Los enfrentamientos en la zona son atribuidos a la guerrilla del Ejército de Liberación Nacional (ELN) en conflicto con otros grupos armados. Hasta el domingo, las autoridades habían calculado al menos 80 muertes relacionadas con estos hechos violentos, aunque Marín no ofreció una actualización sobre esta cifra en su reciente informe. Sin embargo, resaltó que entre los fallecidos se encuentran cinco firmantes del acuerdo de paz, y 35 cuerpos han sido entregados al Instituto Nacional de Medicina Legal y Ciencias Forenses.
La situación ha llevado al presidente Gustavo Petro a suspender el proceso de pacificación con el ELN, al calificar sus acciones como criminales. En respuesta a la creciente violencia, Petro declaró estado de conmoción interior el lunes. Por su parte, el ELN ha denunciado que es víctima de ataques por parte de otros grupos armados y operaciones de inteligencia militar.
La comunidad internacional también ha expresado su preocupación. António Guterres, secretario general de la ONU, se mostró “profundamente preocupado” por la situación en Catatumbo y pidió el cese inmediato de todas las agresiones contra la población civil.

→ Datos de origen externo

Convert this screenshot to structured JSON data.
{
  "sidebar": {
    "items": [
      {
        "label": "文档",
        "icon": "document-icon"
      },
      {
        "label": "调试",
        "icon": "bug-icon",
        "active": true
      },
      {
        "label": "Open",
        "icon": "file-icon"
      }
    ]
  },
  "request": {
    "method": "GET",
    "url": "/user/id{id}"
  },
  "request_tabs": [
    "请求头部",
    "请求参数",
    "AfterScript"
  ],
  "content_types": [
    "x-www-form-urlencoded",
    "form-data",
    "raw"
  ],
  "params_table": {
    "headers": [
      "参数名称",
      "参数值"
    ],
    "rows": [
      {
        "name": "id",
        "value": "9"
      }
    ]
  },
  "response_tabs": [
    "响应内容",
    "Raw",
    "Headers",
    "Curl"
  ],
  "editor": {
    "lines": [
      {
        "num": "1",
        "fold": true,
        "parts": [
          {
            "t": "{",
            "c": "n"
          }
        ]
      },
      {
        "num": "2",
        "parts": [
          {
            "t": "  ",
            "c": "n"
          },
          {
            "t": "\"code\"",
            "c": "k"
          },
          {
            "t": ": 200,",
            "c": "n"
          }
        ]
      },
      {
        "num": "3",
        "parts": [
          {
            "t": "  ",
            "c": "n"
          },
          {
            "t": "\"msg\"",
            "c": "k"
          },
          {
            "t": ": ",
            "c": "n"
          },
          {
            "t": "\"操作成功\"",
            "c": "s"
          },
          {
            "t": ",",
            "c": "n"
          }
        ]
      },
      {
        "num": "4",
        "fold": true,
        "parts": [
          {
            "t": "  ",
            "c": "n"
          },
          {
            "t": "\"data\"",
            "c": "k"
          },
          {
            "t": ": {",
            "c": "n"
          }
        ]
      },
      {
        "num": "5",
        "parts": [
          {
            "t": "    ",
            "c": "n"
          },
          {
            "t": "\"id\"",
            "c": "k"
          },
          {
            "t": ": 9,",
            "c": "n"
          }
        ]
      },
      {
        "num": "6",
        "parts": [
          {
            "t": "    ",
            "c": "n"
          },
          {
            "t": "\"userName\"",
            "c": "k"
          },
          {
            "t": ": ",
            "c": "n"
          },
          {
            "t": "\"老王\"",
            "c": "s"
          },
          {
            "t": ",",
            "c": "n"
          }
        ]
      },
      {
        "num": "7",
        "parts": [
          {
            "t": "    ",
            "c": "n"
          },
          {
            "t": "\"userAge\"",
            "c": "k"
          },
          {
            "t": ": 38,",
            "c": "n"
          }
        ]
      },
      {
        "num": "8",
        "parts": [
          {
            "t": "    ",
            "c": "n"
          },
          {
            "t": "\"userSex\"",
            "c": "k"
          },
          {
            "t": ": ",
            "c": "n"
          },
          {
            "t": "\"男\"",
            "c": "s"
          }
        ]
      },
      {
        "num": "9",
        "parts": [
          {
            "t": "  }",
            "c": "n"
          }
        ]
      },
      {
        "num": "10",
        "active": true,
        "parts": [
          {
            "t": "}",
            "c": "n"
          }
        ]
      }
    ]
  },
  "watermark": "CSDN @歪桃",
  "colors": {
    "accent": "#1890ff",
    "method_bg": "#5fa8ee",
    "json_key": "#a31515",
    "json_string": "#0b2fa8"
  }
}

Juan Carlos Monge, representante de la Oficina del Alto Comisionado de la ONU para los Derechos Humanos en Colombia, llamó la atención sobre los asesinatos, desapariciones y desplazamientos forzados que han tenido lugar en la región, instando a los grupos involucrados a respetar el derecho internacional humanitario.
La crisis en Catatumbo continúa escalando, dejando a miles de personas en situación de vulnerabilidad y desamparo, mientras la violencia persiste y el futuro de la paz en la región se vuelve cada vez más incierto.